Perhaps that’s the part that still hurts the most. There was no shouting or lying or talking behind each other’s backs. You didn’t sleep with her boyfriend and she didn’t spread rumors about your messy past. You didn’t scream across your tiny college dorm that you would never speak to her again as you slammed the door and hastily packed up your few belongings. There was no picking sides, no impulsively written notes, no heated voicemails recording the very end of your friendship. Your pictures were still intact, your phone numbers still locked in each other’s phone, your memories still golden. It simply faded away, like the water drifting from the shore. You watched it slip out towards the horizon, knowing there was no way to stop it from leaving you.

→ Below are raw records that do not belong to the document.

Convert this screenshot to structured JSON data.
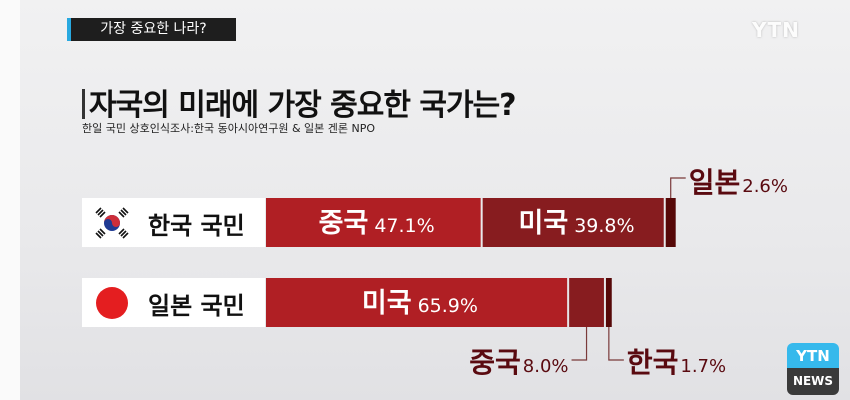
{
  "topic_tag": "가장 중요한 나라?",
  "broadcaster": "YTN",
  "logo": {
    "top": "YTN",
    "bottom": "NEWS"
  },
  "title": "자국의 미래에 가장 중요한 국가는?",
  "source": "한일 국민 상호인식조사:한국 동아시아연구원 & 일본 겐론 NPO",
  "chart_data": {
    "type": "bar",
    "orientation": "horizontal-stacked",
    "title": "자국의 미래에 가장 중요한 국가는?",
    "categories": [
      "한국 국민",
      "일본 국민"
    ],
    "rows": [
      {
        "label": "한국 국민",
        "flag": "korea-flag-icon",
        "segments": [
          {
            "name": "중국",
            "value": 47.1,
            "label": "47.1%",
            "color": "#b01f24"
          },
          {
            "name": "미국",
            "value": 39.8,
            "label": "39.8%",
            "color": "#871c1f"
          },
          {
            "name": "일본",
            "value": 2.6,
            "label": "2.6%",
            "color": "#560808"
          }
        ]
      },
      {
        "label": "일본 국민",
        "flag": "japan-flag-icon",
        "segments": [
          {
            "name": "미국",
            "value": 65.9,
            "label": "65.9%",
            "color": "#b01f24"
          },
          {
            "name": "중국",
            "value": 8.0,
            "label": "8.0%",
            "color": "#871c1f"
          },
          {
            "name": "한국",
            "value": 1.7,
            "label": "1.7%",
            "color": "#560808"
          }
        ]
      }
    ],
    "xlim": [
      0,
      100
    ],
    "grid": false,
    "legend": "none"
  }
}
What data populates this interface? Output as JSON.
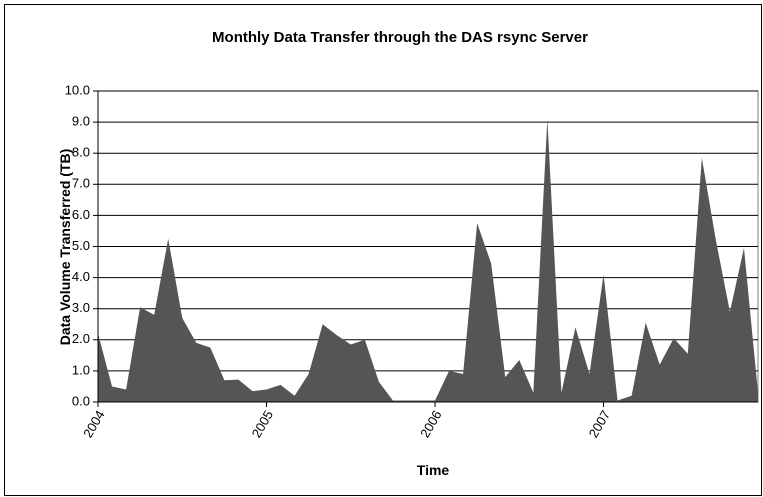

This is not to say you didn’t try. The monthly phone calls to check in, the birthday cards that almost made it on time. You knew of each other’s job offers and engagements, those big events that signified a notable life change. But that might have been your downfall. Lasting friendships breed on the little moments, the every day nonsenses you endured as a pair. Without that, you were grasping for something that didn’t exist. You couldn’t fill in those blank spaces anymore, you couldn’t possibly rewrite the pages that didn’t exist. Your once intimate conversations evolved into friendly exchanges, nothing more than a hope all is well. Time was a cruel enemy and the miles between you were not in your favor.

Just as this friendship appeared when you least expected it, it, too, left without warning. While it still stings to think about your loss, you reaffirm that moving on was inevitable. Although your years together appear trivial on the large scale of time that has since past, your experiences together were irreplaceable. Because of that particular friendship, you knew the standards for all those who followed. You treasured the moments that once made up your entire lives before you left on two very different paths, likely to never intersect again. Though you’ve seemed to have deviated from the original plan, you’ve realized that perhaps you’ve just finished learning from each other. Moving onward, separately, was a necessary point of growth, an essential part of making room for what was to come.

While there is the very rare friendship that withstands the passage of time, others are intense yet short-lived. Regardless of their length, friendships are remembered for their depth, the deep feelings that linger even after the person has since left. Those memories, the times you were unknowingly growing into yourself, are a fundamental piece of who you now are…even if the goodbyes felt counterintuitive. You reach a point where you can look back with fondness and appreciation for being so lucky to have had her in your life, if only temporarily. The time apart doesn’t discount what once was, and for that, you are forever grateful that you spent your otherwise confused and disorderly adolescent years with the company of a true partner-in-crime.